Podcast Summary: “Christmastime for the Jews” (Identity/Crisis – Re-Release)
Podcast: Identity/Crisis
Host: Shalom Hartman Institute (Yehuda Kurtzer)
Guest: Rob Kapilow (conductor, composer, music commentator)
Date: December 16, 2025 (recorded: December 17, 2024)
Award: Bronze Signal Award for Best Podcast in Religion & Spirituality
Main Theme and Purpose
This episode explores the deep, sometimes ironic, and often formative relationship between Jewish identity and Christmas music in America. Host Yehuda Kurtzer and guest Rob Kapilow discuss how Jewish composers significantly shaped the American Christmas canon, how these songs reflect broader questions of assimilation, nostalgia, and American identity, and how Hanukkah finds its own, sometimes tongue-in-cheek, space within the holiday pop (and commercial) landscape. Through analysis, musical dissection, and historical context, the episode unpacks Jewish complicity in—and transformation of—the Christmas soundtrack.
Key Discussion Points & Insights
1. Origins and Irony in Jewish Holiday Music
- Kurtzer opens by reflecting on Jewish music for Hanukkah, specifically Maoz Tzur (“Rock of Ages”):
- The song, rooted in medieval anti-Christian polemic, is sung to a melody that “appears to be a piece originally of German folk music that was quickly adapted for Protestant use,” highlighting the irony of cultural intermingling ([03:45]).
- “A Jewish anti-Christian polemic emerges in musical conversation with the Christians of the time.” – Yehuda Kurtzer ([05:31])
- Music’s broader theme of being more than meets the eye—contradictory emotions, history, and adopted melodies.
2. Jewish Composers & The Invention of Secular Christmas Music
- Kapilow and Kurtzer discuss the outsized role of Jewish immigrants in creating “secular” Christmas music:
- “The most famous pieces…are written by Jews.” – Kapilow ([13:22])

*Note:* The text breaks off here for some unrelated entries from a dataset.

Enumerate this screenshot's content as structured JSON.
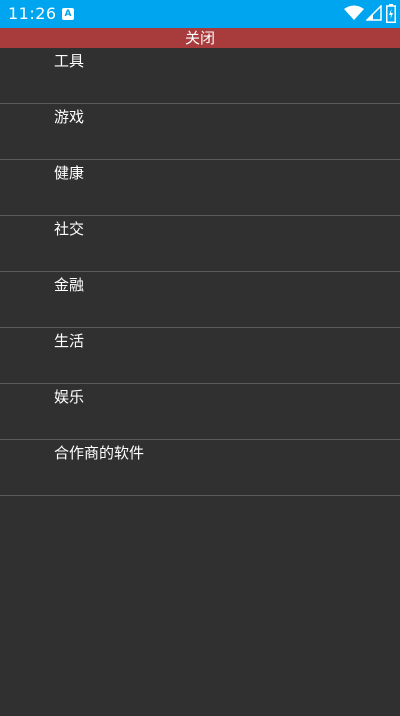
{
  "status_bar": {
    "time": "11:26",
    "notification_icon_letter": "A",
    "background_color": "#00a5f0",
    "icons": [
      "wifi-icon",
      "signal-icon",
      "battery-icon"
    ]
  },
  "close_button": {
    "label": "关闭",
    "background_color": "#a83c3c"
  },
  "menu": {
    "items": [
      {
        "label": "工具"
      },
      {
        "label": "游戏"
      },
      {
        "label": "健康"
      },
      {
        "label": "社交"
      },
      {
        "label": "金融"
      },
      {
        "label": "生活"
      },
      {
        "label": "娱乐"
      },
      {
        "label": "合作商的软件"
      }
    ]
  },
  "background_color": "#303030"
}
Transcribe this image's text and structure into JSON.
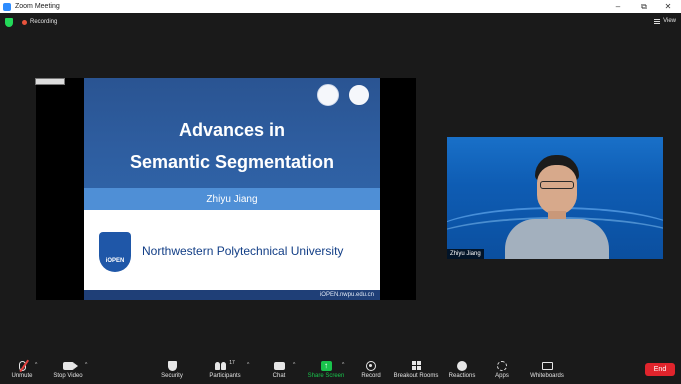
{
  "window": {
    "title": "Zoom Meeting",
    "minimize": "–",
    "maximize": "⧉",
    "close": "✕"
  },
  "meeting_bar": {
    "recording_label": "Recording",
    "view_label": "View"
  },
  "slide": {
    "title_line1": "Advances in",
    "title_line2": "Semantic Segmentation",
    "author": "Zhiyu Jiang",
    "logo_text": "iOPEN",
    "university": "Northwestern Polytechnical University",
    "url": "iOPEN.nwpu.edu.cn"
  },
  "video": {
    "participant_name": "Zhiyu Jiang"
  },
  "toolbar": {
    "unmute": "Unmute",
    "stop_video": "Stop Video",
    "security": "Security",
    "participants": "Participants",
    "participants_count": "17",
    "chat": "Chat",
    "share_screen": "Share Screen",
    "record": "Record",
    "breakout_rooms": "Breakout Rooms",
    "reactions": "Reactions",
    "apps": "Apps",
    "whiteboards": "Whiteboards",
    "end": "End"
  },
  "colors": {
    "share_green": "#19c34c",
    "end_red": "#e0242c",
    "slide_blue": "#2e5d9f",
    "band_blue": "#4f8fd6"
  }
}
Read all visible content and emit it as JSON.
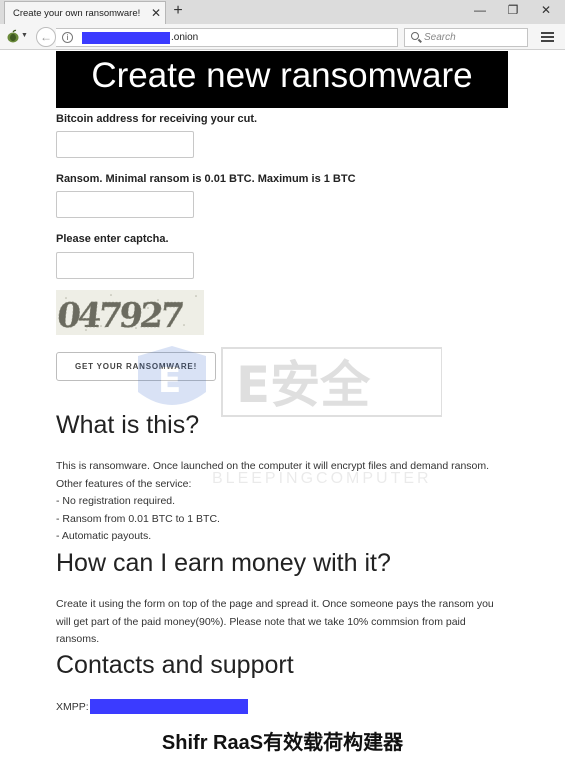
{
  "browser": {
    "tab_title": "Create your own ransomware!",
    "tab_close": "✕",
    "new_tab": "+",
    "window_controls": {
      "minimize": "—",
      "restore": "❐",
      "close": "✕"
    },
    "url_suffix": ".onion",
    "search_placeholder": "Search",
    "reload": "↻",
    "back": "🡐",
    "info": "i"
  },
  "page": {
    "heading": "Create new ransomware",
    "form": {
      "bitcoin_label": "Bitcoin address for receiving your cut.",
      "bitcoin_value": "",
      "ransom_label": "Ransom. Minimal ransom is 0.01 BTC. Maximum is 1 BTC",
      "ransom_value": "",
      "captcha_label": "Please enter captcha.",
      "captcha_value": "",
      "captcha_image_text": "047927",
      "submit_label": "GET YOUR RANSOMWARE!"
    },
    "sections": {
      "what_title": "What is this?",
      "what_lines": [
        "This is ransomware. Once launched on the computer it will encrypt files and demand ransom.",
        "Other features of the service:",
        "- No registration required.",
        "- Ransom from 0.01 BTC to 1 BTC.",
        "- Automatic payouts."
      ],
      "earn_title": "How can I earn money with it?",
      "earn_lines": [
        "Create it using the form on top of the page and spread it. Once someone pays the ransom you",
        "will get part of the paid money(90%). Please note that we take 10% commsion from paid",
        "ransoms."
      ],
      "contacts_title": "Contacts and support",
      "xmpp_label": "XMPP:"
    }
  },
  "watermarks": {
    "logo_text": "E安全",
    "source_text": "BLEEPINGCOMPUTER"
  },
  "caption": "Shifr RaaS有效载荷构建器",
  "colors": {
    "redaction": "#3b3bff",
    "banner_bg": "#000000",
    "banner_text": "#ffffff"
  }
}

- Irving Berlin’s “White Christmas”:
- Origins as a song tied to American myth, not religious Christmas; written by Berlin, a Russian-Jewish immigrant, yearning for belonging ([13:51]–[15:25]).
- “It became the piece that was played the first winter that the GIs were away from home…a why-we-fight anthem.” – Kapilow ([17:16])
- The “wish to belong” is embedded in the harmony and musical choices Berlin makes.
- “Every extra note is what he’s trying to contribute to the American soundtrack.” – Kapilow ([19:08])
- Dual motivations: commercial ambition (“never underestimate for Irving Berlin the stake of money”) and genuine assimilation/participation in American life.
3. Assimilation, Nostalgia, and the “American Dream”
- Christmas music as a “soundtrack for the American dream,” creating a nostalgia for a mythic past (“a New England Courier & Ives, Norman Rockwell past that never really existed.”) – Kapilow ([11:23], [12:28])
- Ongoing tension: “Should we keep to our own identity? Should we become part of a larger whole?” – Kapilow on assimilation, applicable to Jews, Native Americans, and other groups ([26:09]–[27:16])
- Kurtzer: “In the early 20th century, assimilation…was the core project. By the 1990s, assimilation is a ‘boogeyman’” ([27:16]).
4. Jewish Names & Cultural Hiding/Claiming
- Name changes—a symptom of the urge to assimilate: “Jakob Gershowitz becomes George Gershwin, Hyman Arluck becomes Harold Arlen, Israel Baline becomes Irving Berlin…” ([27:54])
- Now, contemporary music (e.g., Jack Black’s Hanukkah songs) embraces and celebrates Jewish identity.
5. Deep-Dive: Anatomy of Specific Songs
- “The Christmas Song” ([Nat King Cole/Mel Tormé])
- Written in a hot LA summer by Mel Tormé (born Melvin Howard Tormé; lyricist Robert Wells was Robert Levinson). Their Jewishness was hidden in “Americanized” names.
- The jazz harmony and “extra notes” provide the song’s emotional core: “It’s the music that has all the emotion that…the very standard words lack.” – Kapilow ([33:07]–[34:22])
- Joni Mitchell’s “River”
- Uses “Jingle Bells” as a motif; changes in harmony reflect different moods of Christmas (major/happy to minor/sad).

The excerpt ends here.